OP - Como é a sua relação com outras igrejas?
Moysés - De respeito. Minha posição é a posição da igreja. Em relação aos nossos irmãos protestantes, temos a relação do ecumenismo, do diálogo, ver aquilo que nos une, em vez de ver aquilo que nos separa. Já passou o tempo dos conflitos, agora é o tempo da comunhão.
OP - Como o Shalom se mantém?
Moysés - Quando um projeto é de Deus, Deus cuida. Temos que trabalhar. As pessoas são generosas e partilham. Fazem suas ofertas, suas partilhas. Através dos nossos benfeitores, nossa comunidade se mantém.
OP - Como o Shalom observa a política?
Moysés - É um lugar onde se deve viver o Evangelho e a caridade de Cristo. A caridade é o amor atuante. É dever dos fiéis leigos participar da vida política. A sociedade tem razão de reclamar, mas não de se omitir.
OP - Tem quem use o movimento para se eleger?
Moysés - Pode existir. Por isso, temos que estar muito atentos. Temos que ajudar a formar a consciência de todos os membros do movimento. Outro papel é formar lideranças cristãs que possam atuar na vida pública. Ninguém vai lançar candidato... Nosso papel não é apresentar “esse é o ungido, o candidato do Shalom”.

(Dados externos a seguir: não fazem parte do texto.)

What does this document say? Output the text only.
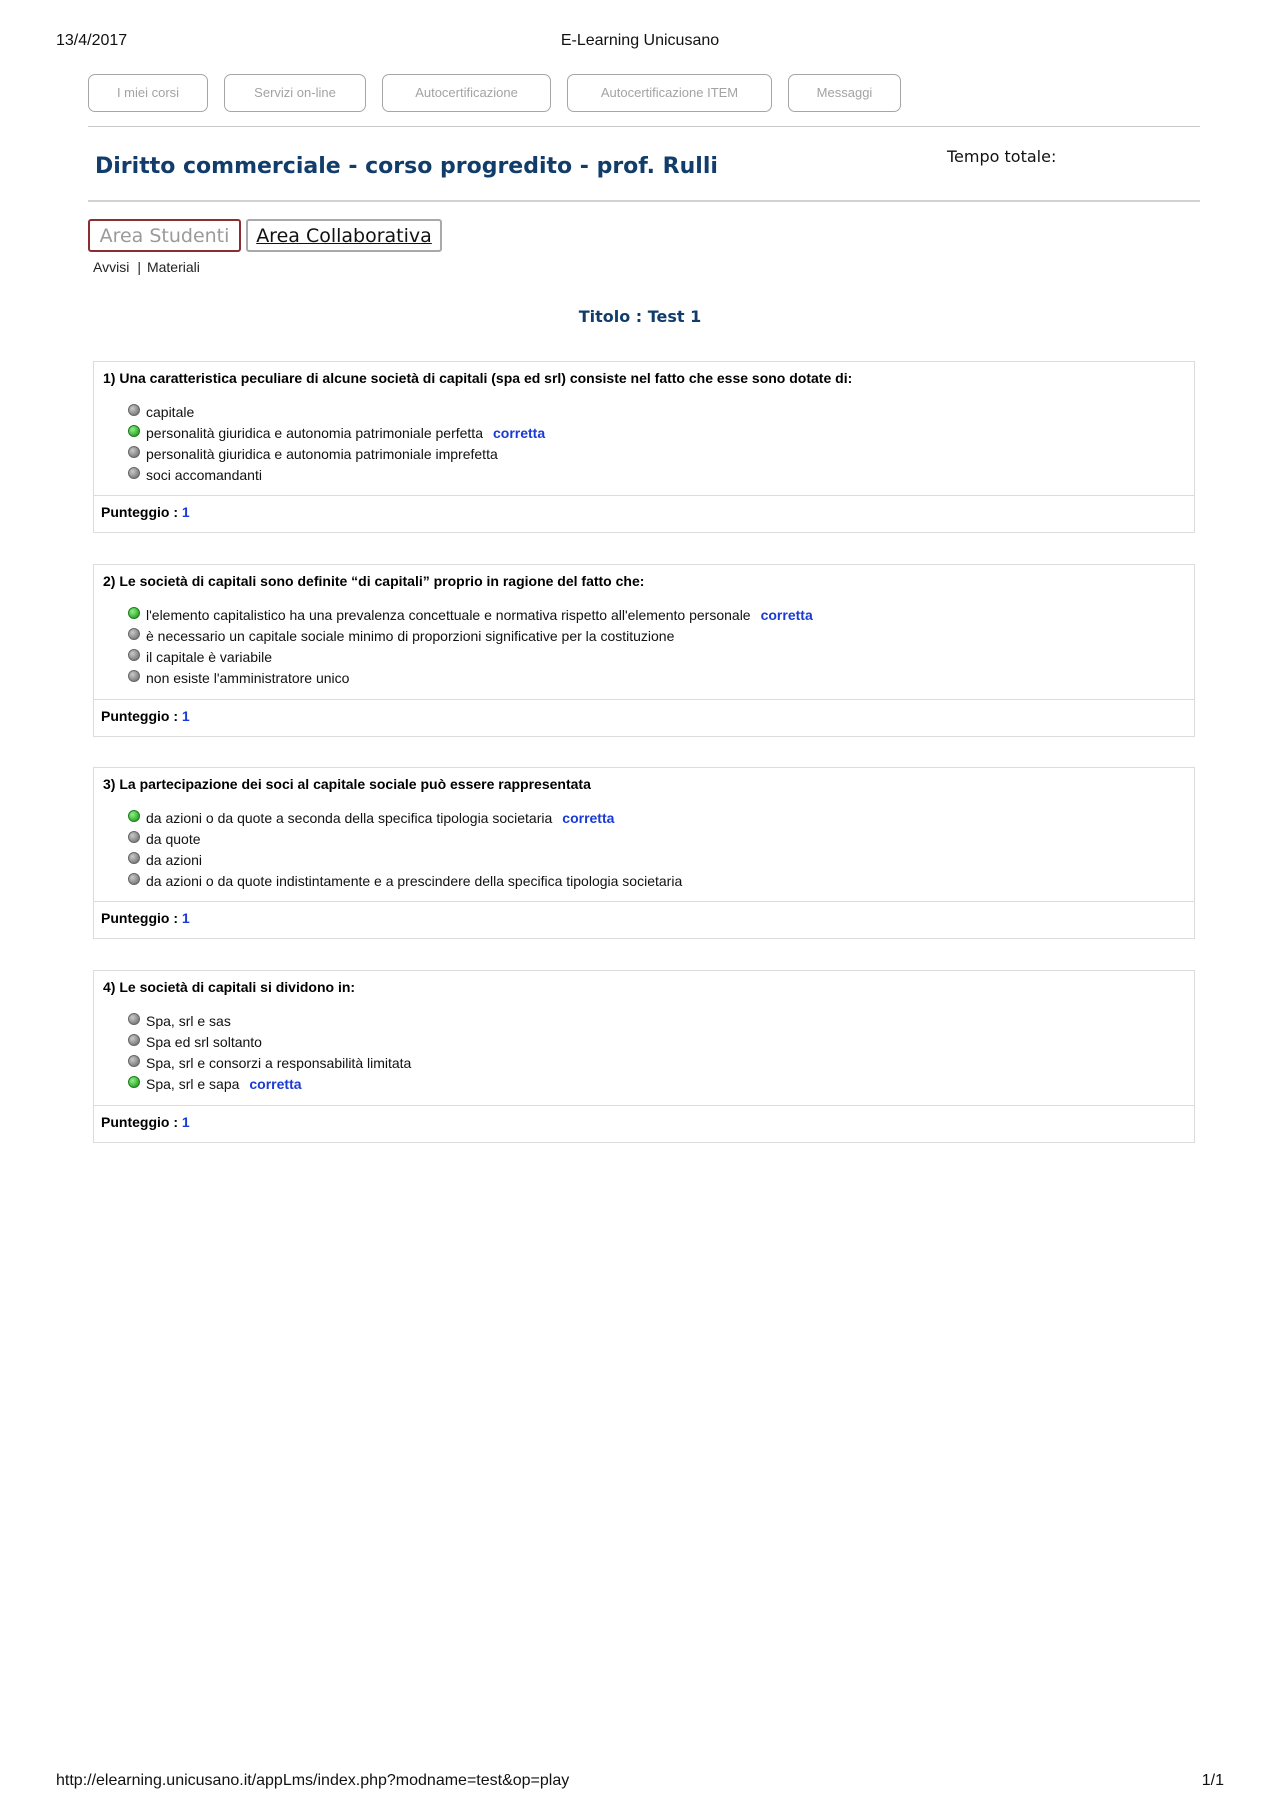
13/4/2017	E-Learning Unicusano
I miei corsi	Servizi on-line	Autocertificazione	Autocertificazione ITEM	Messaggi
Diritto commerciale - corso progredito - prof. Rulli	Tempo totale:
Area Studenti	Area Collaborativa
Avvisi | Materiali
Titolo : Test 1
1) Una caratteristica peculiare di alcune società di capitali (spa ed srl) consiste nel fatto che esse sono dotate di:
capitale
personalità giuridica e autonomia patrimoniale perfetta corretta
personalità giuridica e autonomia patrimoniale imprefetta
soci accomandanti
Punteggio : 1
2) Le società di capitali sono definite “di capitali” proprio in ragione del fatto che:
l'elemento capitalistico ha una prevalenza concettuale e normativa rispetto all'elemento personale corretta
è necessario un capitale sociale minimo di proporzioni significative per la costituzione
il capitale è variabile
non esiste l'amministratore unico
Punteggio : 1
3) La partecipazione dei soci al capitale sociale può essere rappresentata
da azioni o da quote a seconda della specifica tipologia societaria corretta
da quote
da azioni
da azioni o da quote indistintamente e a prescindere della specifica tipologia societaria
Punteggio : 1
4) Le società di capitali si dividono in:
Spa, srl e sas
Spa ed srl soltanto
Spa, srl e consorzi a responsabilità limitata
Spa, srl e sapa corretta
Punteggio : 1
http://elearning.unicusano.it/appLms/index.php?modname=test&op=play	1/1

OP - Vocês são procurados nas eleições?
Moysés - Sem dúvida.
OP - E qual é a reação?
Moysés - Dizer que o movimento não apoia oficialmente ninguém. Oferecer dinheiro, nunca recebi proposta. Acho que ninguém tem coragem. Pedem apoio. Não estou dizendo que são pessoas desonestas. Mas nossa posição é de formar, educar e de gerar. Na hora que você toma partido, você divide.
OP - Por que o Shalom deu certo?
Moysés - Porque não é uma obra humana, é uma obra de Deus. O Moysés passa. Mas essa obra, como é de Deus, não passará.
OP - E qual é o desafio de hoje?
Moysés - Às vezes, a gente quer transformar o mundo. E precisa. Mas só há um caminho: mudando o coração do homem. Se a gente muda, constrói, transforma o coração do homem, a gente muda o mundo. Acho que é essa a nossa missão.